Les jeunes filles de Meru
Cette critique a été rédigée dans le cadre de l’édition 2020 du Festival cinéma du monde de Sherbrooke.
Durant cinq ans, la réputée cinéaste Andrea Dorfman suit la déchirante histoire des filles de Meru, au Kenya, et de leur courageux cheminement vers l’égalité effective pour les filles du monde entier. Si la prémisse et les premiers instants du film nous laissent présager une saga judiciaire digne d’un documentaire Netflix, l’aspect juridique n’occupe qu’une petite partie du film. Nous avons plutôt droit à une étude de cas qui analyse en profondeur les erreurs policières commises à Meru. Au sujet bien intéressant et pertinent, le documentaire risque toutefois de vous laisser sur votre faim.
Au Kenya, une fille sur trois est victime de violence sexuelle avant l’âge de dix-huit ans. Pourtant, les enquêtes policières sont rarement conduites, et celles qui le sont sont souvent menées dans un laxisme évident. Les jeunes filles de Meru, c’est l’histoire d’une équipe multinationale pilotée par l’avocate canadienne Fiona Sampson et la travailleuse sociale kényane Mercy Chidi Baidoo qui tente d’établir les preuves dans les causes de onze filles en vue de mener à bien une stratégie juridique inédite. Ensemble, ces personnes tentent de repousser les limites de la nouvelle constitution kényane.
Le film est plus pertinent en ce qui a trait aux témoignages crus et dérangeants de jeunes filles et du viol qu’elles ont vécu. Ils sont très déchirants à entendre et nous causent beaucoup de frustrations envers l’État kényan passif. Pour alléger le tout (autant que le sujet le permette), Dorfman allie sa passion pour le cinéma d’animation à celle du documentaire en proposant de jolies scènes animées qui dynamisent le film. Le visuel est intéressant, bien que l’objectif ne soit pas de divertir son auditoire.

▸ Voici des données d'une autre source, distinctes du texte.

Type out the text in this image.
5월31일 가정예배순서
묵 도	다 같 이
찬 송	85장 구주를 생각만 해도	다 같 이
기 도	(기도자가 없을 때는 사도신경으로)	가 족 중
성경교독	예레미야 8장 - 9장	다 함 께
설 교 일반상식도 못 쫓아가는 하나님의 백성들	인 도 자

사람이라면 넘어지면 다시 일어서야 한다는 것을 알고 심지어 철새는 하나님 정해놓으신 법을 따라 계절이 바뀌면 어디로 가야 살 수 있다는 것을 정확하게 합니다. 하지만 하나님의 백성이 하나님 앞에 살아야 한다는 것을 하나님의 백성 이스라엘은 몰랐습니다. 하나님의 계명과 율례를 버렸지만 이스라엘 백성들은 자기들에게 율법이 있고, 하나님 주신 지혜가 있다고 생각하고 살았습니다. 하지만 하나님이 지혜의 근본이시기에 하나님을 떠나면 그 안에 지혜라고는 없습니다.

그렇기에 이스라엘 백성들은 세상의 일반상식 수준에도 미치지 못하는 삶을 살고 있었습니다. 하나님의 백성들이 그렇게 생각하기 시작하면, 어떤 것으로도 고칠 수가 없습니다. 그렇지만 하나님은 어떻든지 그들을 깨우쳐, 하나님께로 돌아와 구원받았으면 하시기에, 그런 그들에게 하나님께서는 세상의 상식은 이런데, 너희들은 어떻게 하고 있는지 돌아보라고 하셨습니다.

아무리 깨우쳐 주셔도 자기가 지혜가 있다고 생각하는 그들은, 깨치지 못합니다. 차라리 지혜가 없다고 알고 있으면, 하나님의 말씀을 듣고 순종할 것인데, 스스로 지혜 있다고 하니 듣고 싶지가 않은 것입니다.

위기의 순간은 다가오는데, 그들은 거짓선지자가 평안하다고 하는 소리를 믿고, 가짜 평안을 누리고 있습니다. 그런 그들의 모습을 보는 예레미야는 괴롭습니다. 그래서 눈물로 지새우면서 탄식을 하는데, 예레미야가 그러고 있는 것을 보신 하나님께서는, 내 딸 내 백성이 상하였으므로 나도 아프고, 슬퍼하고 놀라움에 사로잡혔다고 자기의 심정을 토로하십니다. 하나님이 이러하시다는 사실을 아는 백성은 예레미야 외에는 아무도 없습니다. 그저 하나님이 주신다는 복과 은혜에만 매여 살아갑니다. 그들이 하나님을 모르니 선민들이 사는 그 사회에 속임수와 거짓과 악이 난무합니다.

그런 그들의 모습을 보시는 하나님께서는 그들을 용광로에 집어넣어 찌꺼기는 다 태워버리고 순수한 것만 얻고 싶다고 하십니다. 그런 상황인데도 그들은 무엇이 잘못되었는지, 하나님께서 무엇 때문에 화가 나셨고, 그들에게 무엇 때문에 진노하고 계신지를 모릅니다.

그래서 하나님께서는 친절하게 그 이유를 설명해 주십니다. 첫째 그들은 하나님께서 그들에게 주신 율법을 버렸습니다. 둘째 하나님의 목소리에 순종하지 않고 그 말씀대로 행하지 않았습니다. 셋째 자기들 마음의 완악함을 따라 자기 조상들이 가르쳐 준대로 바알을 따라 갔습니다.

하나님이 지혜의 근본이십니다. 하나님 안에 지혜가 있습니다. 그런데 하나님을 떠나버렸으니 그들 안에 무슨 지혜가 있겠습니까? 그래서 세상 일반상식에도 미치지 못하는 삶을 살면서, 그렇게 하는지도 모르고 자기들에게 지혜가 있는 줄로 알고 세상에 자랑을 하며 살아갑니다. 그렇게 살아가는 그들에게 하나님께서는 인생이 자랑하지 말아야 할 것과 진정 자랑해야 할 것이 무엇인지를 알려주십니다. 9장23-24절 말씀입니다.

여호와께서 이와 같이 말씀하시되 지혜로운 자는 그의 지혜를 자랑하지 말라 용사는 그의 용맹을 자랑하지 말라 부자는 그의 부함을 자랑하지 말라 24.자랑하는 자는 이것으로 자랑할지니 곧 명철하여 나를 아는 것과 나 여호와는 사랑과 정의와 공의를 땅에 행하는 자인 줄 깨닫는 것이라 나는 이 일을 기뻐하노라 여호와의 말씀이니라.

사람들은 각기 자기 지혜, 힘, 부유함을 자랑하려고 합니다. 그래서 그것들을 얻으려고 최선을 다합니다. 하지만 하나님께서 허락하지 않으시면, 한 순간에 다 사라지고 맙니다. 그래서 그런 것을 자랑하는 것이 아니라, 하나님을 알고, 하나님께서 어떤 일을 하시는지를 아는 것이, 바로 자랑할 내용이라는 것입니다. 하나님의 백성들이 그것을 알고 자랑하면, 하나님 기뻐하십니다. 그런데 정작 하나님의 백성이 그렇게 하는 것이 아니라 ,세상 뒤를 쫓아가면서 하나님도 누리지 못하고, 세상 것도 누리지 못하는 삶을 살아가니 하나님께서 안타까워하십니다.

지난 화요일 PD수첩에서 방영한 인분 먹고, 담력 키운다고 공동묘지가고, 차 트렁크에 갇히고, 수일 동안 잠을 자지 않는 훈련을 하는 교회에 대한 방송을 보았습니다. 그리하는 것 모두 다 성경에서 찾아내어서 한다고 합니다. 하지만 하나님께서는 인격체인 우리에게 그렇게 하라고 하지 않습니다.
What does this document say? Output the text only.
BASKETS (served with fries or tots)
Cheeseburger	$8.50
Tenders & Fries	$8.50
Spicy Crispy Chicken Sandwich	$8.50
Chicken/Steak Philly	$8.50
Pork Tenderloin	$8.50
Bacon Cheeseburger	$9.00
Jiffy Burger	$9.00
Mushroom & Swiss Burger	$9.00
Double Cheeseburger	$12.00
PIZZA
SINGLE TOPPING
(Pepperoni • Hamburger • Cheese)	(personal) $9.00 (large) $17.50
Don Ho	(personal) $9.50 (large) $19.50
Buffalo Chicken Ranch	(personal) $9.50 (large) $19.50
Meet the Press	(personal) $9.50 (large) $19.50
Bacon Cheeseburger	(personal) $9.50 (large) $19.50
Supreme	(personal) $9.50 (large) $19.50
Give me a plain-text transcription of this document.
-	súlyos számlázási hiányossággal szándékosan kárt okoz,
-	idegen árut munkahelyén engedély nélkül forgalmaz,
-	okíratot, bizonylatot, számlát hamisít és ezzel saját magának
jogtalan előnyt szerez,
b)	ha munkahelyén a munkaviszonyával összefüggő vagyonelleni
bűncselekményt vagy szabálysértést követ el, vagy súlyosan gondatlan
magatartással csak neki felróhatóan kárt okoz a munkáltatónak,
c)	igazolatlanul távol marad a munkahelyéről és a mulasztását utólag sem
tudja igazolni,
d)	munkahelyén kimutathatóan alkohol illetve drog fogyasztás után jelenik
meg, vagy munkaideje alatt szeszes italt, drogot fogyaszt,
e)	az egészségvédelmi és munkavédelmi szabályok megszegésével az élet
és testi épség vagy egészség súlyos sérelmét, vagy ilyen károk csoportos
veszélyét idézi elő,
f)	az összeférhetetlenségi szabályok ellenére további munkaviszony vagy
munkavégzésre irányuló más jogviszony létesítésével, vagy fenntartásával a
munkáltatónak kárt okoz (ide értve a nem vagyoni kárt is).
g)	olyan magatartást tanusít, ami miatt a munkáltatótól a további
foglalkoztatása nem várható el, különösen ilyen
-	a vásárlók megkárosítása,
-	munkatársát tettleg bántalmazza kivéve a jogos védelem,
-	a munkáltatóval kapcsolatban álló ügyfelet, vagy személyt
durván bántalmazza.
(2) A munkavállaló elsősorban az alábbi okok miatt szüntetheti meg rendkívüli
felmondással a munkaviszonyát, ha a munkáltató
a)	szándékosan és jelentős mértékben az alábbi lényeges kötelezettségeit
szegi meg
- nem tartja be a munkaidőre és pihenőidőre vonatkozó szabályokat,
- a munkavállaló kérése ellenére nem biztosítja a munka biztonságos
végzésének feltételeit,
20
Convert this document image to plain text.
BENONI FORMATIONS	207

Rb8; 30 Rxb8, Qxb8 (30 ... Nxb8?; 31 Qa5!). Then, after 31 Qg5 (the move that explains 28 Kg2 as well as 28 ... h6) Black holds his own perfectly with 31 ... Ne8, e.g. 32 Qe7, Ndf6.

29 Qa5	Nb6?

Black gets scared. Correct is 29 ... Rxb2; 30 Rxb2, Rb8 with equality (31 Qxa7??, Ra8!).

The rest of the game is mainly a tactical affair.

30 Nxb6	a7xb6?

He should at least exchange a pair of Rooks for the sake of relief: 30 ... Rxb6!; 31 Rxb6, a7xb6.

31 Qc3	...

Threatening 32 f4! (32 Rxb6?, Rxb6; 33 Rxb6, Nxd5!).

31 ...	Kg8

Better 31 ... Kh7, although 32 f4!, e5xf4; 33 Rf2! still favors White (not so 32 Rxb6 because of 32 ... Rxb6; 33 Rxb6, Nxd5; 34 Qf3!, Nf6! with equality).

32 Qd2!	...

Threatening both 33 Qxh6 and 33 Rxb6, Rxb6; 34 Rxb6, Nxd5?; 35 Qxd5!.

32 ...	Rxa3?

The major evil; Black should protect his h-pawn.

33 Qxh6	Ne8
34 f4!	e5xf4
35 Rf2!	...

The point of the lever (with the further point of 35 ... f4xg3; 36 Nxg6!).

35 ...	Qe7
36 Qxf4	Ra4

L’histoire judiciaire est assez inintéressante, malgré la portée qu’un jugement favorable pourrait avoir en Afrique. Après quelques ralentissements dans les procédures, bien rapidement le juge de la cour suprême du pays donne raison au conglomérat, et impose au système de police de meilleures enquêtes à travers le pays. C’est bien, excellent même, mais on se serait attendu à plus qu’un ou deux segments de quelques minutes en cour. On comprend assez aisément l’impact de la jurisprudence dans ce dossier, sans toutefois nous convaincre d’approfondir le cas. On aurait dû opter d’approfondir soit le cas, soit l’organisme qui chapeaute les jeunes victimes. On se retrouve dans un perpétuel entre-deux qui ne nous satisfait jamais pleinement.
Les jeunes filles de Meru explore diverses problématiques, mais n’en approfondit pas assez au final. Le résultat est un film qui veut nous inciter à nous renseigner sur les violences à caractère sexuel, mais qui ne nous en apprend bien peu, tristement. On aimerait en savoir plus, surtout sur la suite et les impacts de cette décision judiciaire sur l’ensemble des pays africains qui vivent des problématiques judiciaires. Il est peut-être trop tôt, toutefois, pour trouver réponse à cette question.